01 非番な非凡と定番な平凡

学園物の作品の主人公は、万に一つの狂いなく、一人の例外を許さず、まるで創作物特有の自覚症状の存在を揶揄するかのように、自分の素性を説明する。

 主人公達はどのタイミングで、どんな心境で、語り出すのだろか。

 僕は自分が物語の主人公的存在だとは片鱗も思わないし、自分を中心に世界が回っているなんて、そんな異色の地動説を唱える気もないのだけれど、何故か物語の主人公は作品の進行の為に素性を語りだす。

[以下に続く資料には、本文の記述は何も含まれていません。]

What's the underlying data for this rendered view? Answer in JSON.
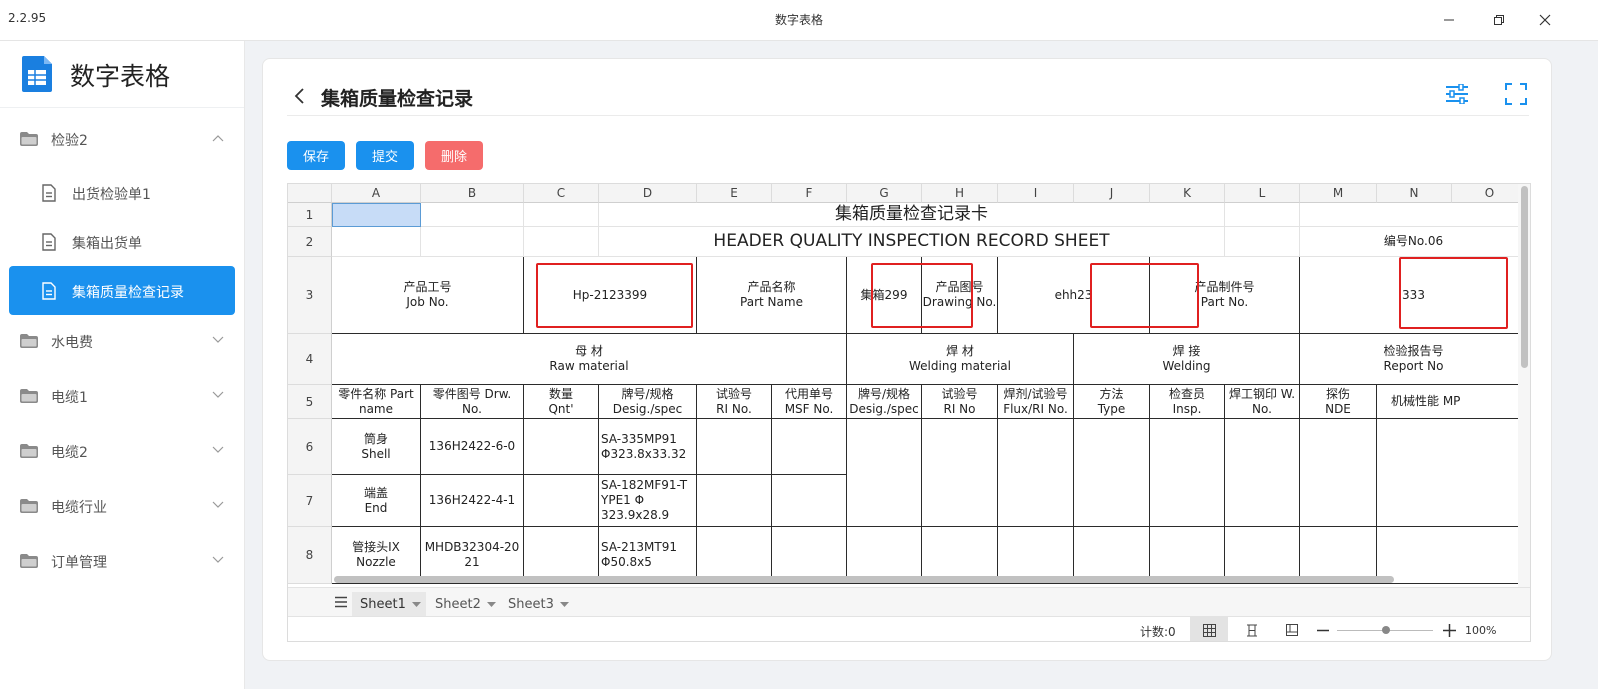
{
  "window": {
    "version": "2.2.95",
    "title": "数字表格"
  },
  "brand": {
    "name": "数字表格"
  },
  "sidebar": {
    "groups": [
      {
        "label": "检验2",
        "expanded": true
      },
      {
        "label": "水电费",
        "expanded": false
      },
      {
        "label": "电缆1",
        "expanded": false
      },
      {
        "label": "电缆2",
        "expanded": false
      },
      {
        "label": "电缆行业",
        "expanded": false
      },
      {
        "label": "订单管理",
        "expanded": false
      }
    ],
    "sub_items": [
      {
        "label": "出货检验单1"
      },
      {
        "label": "集箱出货单"
      },
      {
        "label": "集箱质量检查记录",
        "active": true
      }
    ]
  },
  "page": {
    "title": "集箱质量检查记录"
  },
  "toolbar": {
    "save": "保存",
    "submit": "提交",
    "delete": "删除"
  },
  "colors": {
    "accent": "#1a91ee",
    "danger": "#f56c6c",
    "highlight_box": "#e02020"
  },
  "sheet": {
    "columns": [
      "A",
      "B",
      "C",
      "D",
      "E",
      "F",
      "G",
      "H",
      "I",
      "J",
      "K",
      "L",
      "M",
      "N",
      "O"
    ],
    "rows": [
      "1",
      "2",
      "3",
      "4",
      "5",
      "6",
      "7",
      "8"
    ],
    "title_cn": "集箱质量检查记录卡",
    "title_en": "HEADER QUALITY INSPECTION RECORD SHEET",
    "number_no": "编号No.06",
    "job_no_label": "产品工号\nJob  No.",
    "job_no_value": "Hp-2123399",
    "part_name_label": "产品名称\nPart Name",
    "part_name_value": "集箱299",
    "drawing_no_label": "产品图号\nDrawing No.",
    "drawing_no_value": "ehh23",
    "part_no_label": "产品制件号\nPart No.",
    "part_no_value": "333",
    "raw_material": "母          材\nRaw   material",
    "welding_material": "焊          材\nWelding  material",
    "welding": "焊       接\nWelding",
    "report_no": "检验报告号\nReport No",
    "headers": [
      "零件名称 Part\nname",
      "零件图号  Drw.\nNo.",
      "数量\nQnt'",
      "牌号/规格\nDesig./spec",
      "试验号\n                RI No.",
      "代用单号\nMSF No.",
      "牌号/规格\nDesig./spec",
      "试验号\n               RI No",
      "焊剂/试验号\nFlux/RI No.",
      "方法\n       Type",
      "检查员\n       Insp.",
      "焊工钢印 W.\nNo.",
      "探伤\n    NDE",
      "机械性能                  MP"
    ],
    "body_rows": [
      {
        "name": "筒身\nShell",
        "drw": "136H2422-6-0",
        "spec": "SA-335MP91\n Φ323.8x33.32"
      },
      {
        "name": "端盖\nEnd",
        "drw": "136H2422-4-1",
        "spec": "SA-182MF91-T\nYPE1              Φ\n      323.9x28.9"
      },
      {
        "name": "管接头IX\nNozzle",
        "drw": "MHDB32304-20\n21",
        "spec": "SA-213MT91\n     Φ50.8x5"
      }
    ],
    "tabs": [
      "Sheet1",
      "Sheet2",
      "Sheet3"
    ],
    "active_tab": "Sheet1",
    "status_count": "计数:0",
    "zoom": "100%"
  }
}
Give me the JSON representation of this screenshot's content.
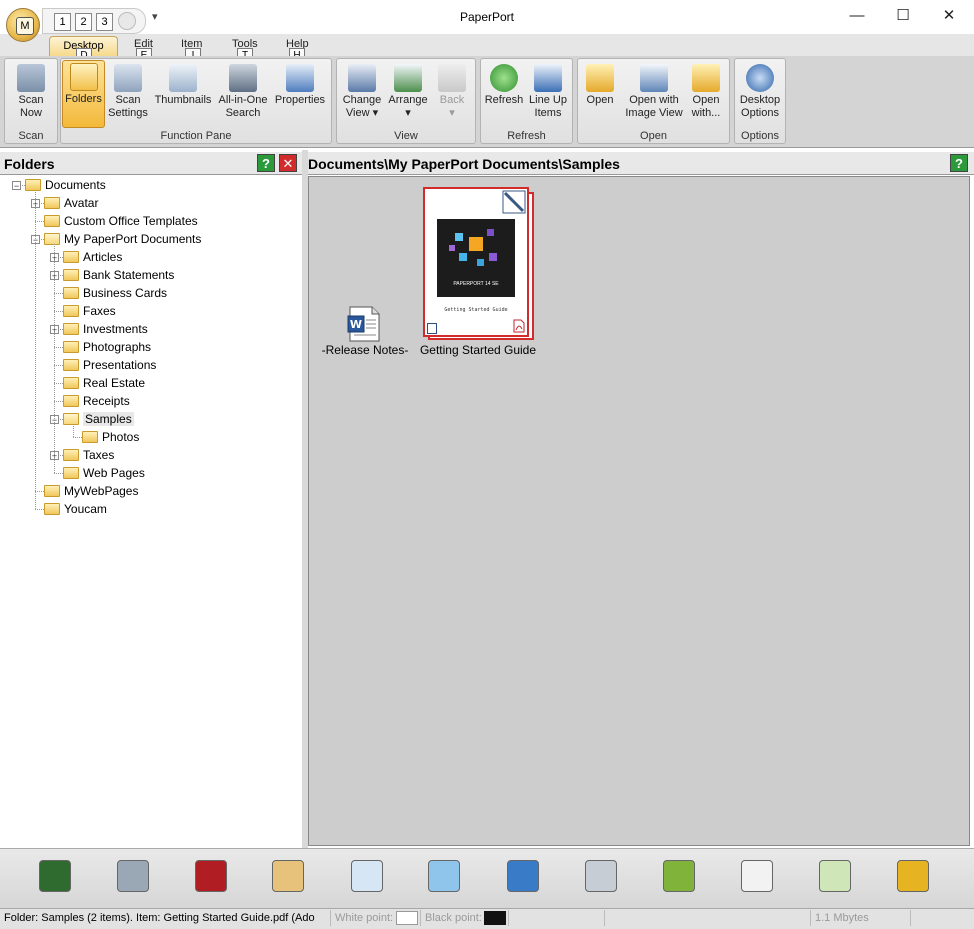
{
  "window": {
    "title": "PaperPort",
    "minimize": "—",
    "maximize": "☐",
    "close": "✕"
  },
  "app_button": {
    "letter": "M"
  },
  "quick_access": {
    "items": [
      "1",
      "2",
      "3"
    ],
    "more": "▾"
  },
  "tabs": [
    {
      "label": "Desktop",
      "key": "D"
    },
    {
      "label": "Edit",
      "key": "E"
    },
    {
      "label": "Item",
      "key": "I"
    },
    {
      "label": "Tools",
      "key": "T"
    },
    {
      "label": "Help",
      "key": "H"
    }
  ],
  "ribbon": {
    "groups": {
      "scan": "Scan",
      "function_pane": "Function Pane",
      "view": "View",
      "refresh": "Refresh",
      "open": "Open",
      "options": "Options"
    },
    "buttons": {
      "scan_now": [
        "Scan",
        "Now"
      ],
      "folders": [
        "Folders"
      ],
      "scan_settings": [
        "Scan",
        "Settings"
      ],
      "thumbnails": [
        "Thumbnails"
      ],
      "all_in_one": [
        "All-in-One",
        "Search"
      ],
      "properties": [
        "Properties"
      ],
      "change_view": [
        "Change",
        "View ▾"
      ],
      "arrange": [
        "Arrange",
        "▾"
      ],
      "back": [
        "Back",
        "▾"
      ],
      "refresh": [
        "Refresh"
      ],
      "line_up": [
        "Line Up",
        "Items"
      ],
      "open": [
        "Open"
      ],
      "open_image_view": [
        "Open with",
        "Image View"
      ],
      "open_with": [
        "Open",
        "with..."
      ],
      "desktop_options": [
        "Desktop",
        "Options"
      ]
    }
  },
  "folders_pane": {
    "title": "Folders",
    "help": "?",
    "close": "✕",
    "tree": [
      {
        "label": "Documents",
        "level": 0,
        "expander": "−"
      },
      {
        "label": "Avatar",
        "level": 1,
        "expander": "+"
      },
      {
        "label": "Custom Office Templates",
        "level": 1,
        "expander": ""
      },
      {
        "label": "My PaperPort Documents",
        "level": 1,
        "expander": "−"
      },
      {
        "label": "Articles",
        "level": 2,
        "expander": "+"
      },
      {
        "label": "Bank Statements",
        "level": 2,
        "expander": "+"
      },
      {
        "label": "Business Cards",
        "level": 2,
        "expander": ""
      },
      {
        "label": "Faxes",
        "level": 2,
        "expander": ""
      },
      {
        "label": "Investments",
        "level": 2,
        "expander": "+"
      },
      {
        "label": "Photographs",
        "level": 2,
        "expander": ""
      },
      {
        "label": "Presentations",
        "level": 2,
        "expander": ""
      },
      {
        "label": "Real Estate",
        "level": 2,
        "expander": ""
      },
      {
        "label": "Receipts",
        "level": 2,
        "expander": ""
      },
      {
        "label": "Samples",
        "level": 2,
        "expander": "−",
        "selected": true
      },
      {
        "label": "Photos",
        "level": 3,
        "expander": ""
      },
      {
        "label": "Taxes",
        "level": 2,
        "expander": "+"
      },
      {
        "label": "Web Pages",
        "level": 2,
        "expander": ""
      },
      {
        "label": "MyWebPages",
        "level": 1,
        "expander": ""
      },
      {
        "label": "Youcam",
        "level": 1,
        "expander": ""
      }
    ]
  },
  "content": {
    "path": "Documents\\My PaperPort Documents\\Samples",
    "help": "?",
    "items": [
      {
        "label": "-Release Notes-",
        "type": "word"
      },
      {
        "label": "Getting Started Guide",
        "type": "pdf",
        "cover_title": "PAPERPORT 14 SE",
        "cover_sub": "Getting Started Guide"
      }
    ]
  },
  "sendto_bar": [
    "evernote-icon",
    "printer-send-icon",
    "acrobat-icon",
    "paint-icon",
    "text-editor-icon",
    "notepad-icon",
    "ftp-icon",
    "fax-icon",
    "app-hex-icon",
    "people-icon",
    "recycle-icon",
    "scanner-icon"
  ],
  "status": {
    "message": "Folder: Samples (2 items). Item: Getting Started Guide.pdf (Ado",
    "white_point": "White point:",
    "black_point": "Black point:",
    "size": "1.1 Mbytes"
  }
}
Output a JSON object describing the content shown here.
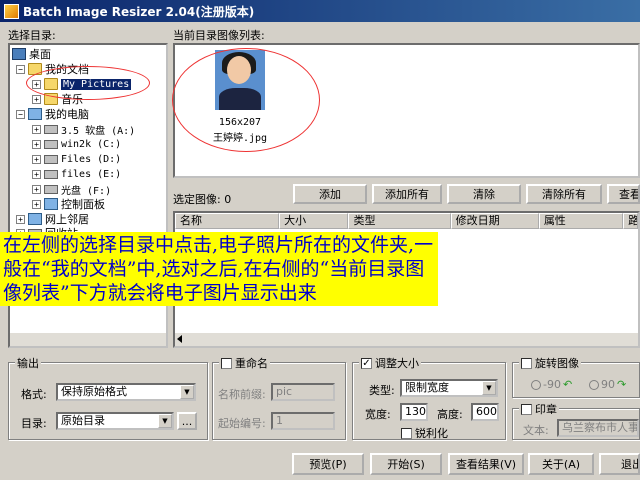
{
  "window": {
    "title": "Batch Image Resizer 2.04(注册版本)"
  },
  "labels": {
    "select_dir": "选择目录:",
    "current_list": "当前目录图像列表:",
    "selected_count": "选定图像: 0"
  },
  "tree": {
    "desktop": "桌面",
    "my_documents": "我的文档",
    "my_pictures": "My Pictures",
    "music": "音乐",
    "my_computer": "我的电脑",
    "floppy": "3.5 软盘 (A:)",
    "drive_c": "win2k (C:)",
    "drive_d": "Files (D:)",
    "drive_e": "files (E:)",
    "drive_f": "光盘 (F:)",
    "control_panel": "控制面板",
    "network": "网上邻居",
    "recycle": "回收站"
  },
  "image": {
    "dims": "156x207",
    "name": "王婷婷.jpg"
  },
  "buttons": {
    "add": "添加",
    "add_all": "添加所有",
    "remove": "清除",
    "remove_all": "清除所有",
    "view": "查看",
    "preview": "预览(P)",
    "start": "开始(S)",
    "results": "查看结果(V)",
    "about": "关于(A)",
    "exit": "退出",
    "browse": "..."
  },
  "columns": [
    "名称",
    "大小",
    "类型",
    "修改日期",
    "属性",
    "路"
  ],
  "annotation": "在左侧的选择目录中点击,电子照片所在的文件夹,一般在“我的文档”中,选对之后,在右侧的“当前目录图像列表”下方就会将电子图片显示出来",
  "output": {
    "title": "输出",
    "format_label": "格式:",
    "format_value": "保持原始格式",
    "dir_label": "目录:",
    "dir_value": "原始目录"
  },
  "rename": {
    "title": "重命名",
    "prefix_label": "名称前缀:",
    "prefix_value": "pic",
    "start_label": "起始编号:",
    "start_value": "1"
  },
  "resize": {
    "title": "调整大小",
    "type_label": "类型:",
    "type_value": "限制宽度",
    "width_label": "宽度:",
    "width_value": "130",
    "height_label": "高度:",
    "height_value": "600",
    "sharpen_label": "锐利化"
  },
  "rotate": {
    "title": "旋转图像",
    "opt1": "-90",
    "opt2": "90"
  },
  "stamp": {
    "title": "印章",
    "text_label": "文本:",
    "text_value": "乌兰察布市人事"
  },
  "colors": {
    "annotation_bg": "#ffff00",
    "annotation_text": "#0000cc",
    "oval": "#e33333",
    "titlebar": "#0a246a"
  }
}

 これは作品の進行と云うよりも、作品の信仰に近い行動だと云える。

 だから僕も敬虔な主人公よろしく、暇つぶしを兼ねて自分の素性の概要を語ることにした。

 春。

 それも高校入学から二回目の春。

 京都。立誠高校。

 私立大学である京都立成大学が、廃校だった京都立誠小学校を買い取り、改装して中京区に開校した、創立二年となる新設校。

 大学の研究と軍の研究の為に作られた学校であり、2つの前衛的なシステムが取り入れられている。

 そのシステムの名は、隔離システム。

 隔離システムとは、学校からの出入りを徹底的に管理するシステムのことを指す。

 正門にはDNAを読み取ることにより、欠席や遅刻を完全管理する、DNA識別装置。

 学校全体には、高性能の軍事レーダーの試験運用しており、学校からの外出を徹底管理するレーダーシステム。

 もしも正門の管理ゲート以外から出ようと試みれば、レーダーに映って見付かって職員室送りになる。

 ここまでの情報から、この立誠高校への価値観を導き出し、通う人はまあ居ないと思う。  だけどこの高校には生徒が180人在籍し、各々が高校生活を謳歌している。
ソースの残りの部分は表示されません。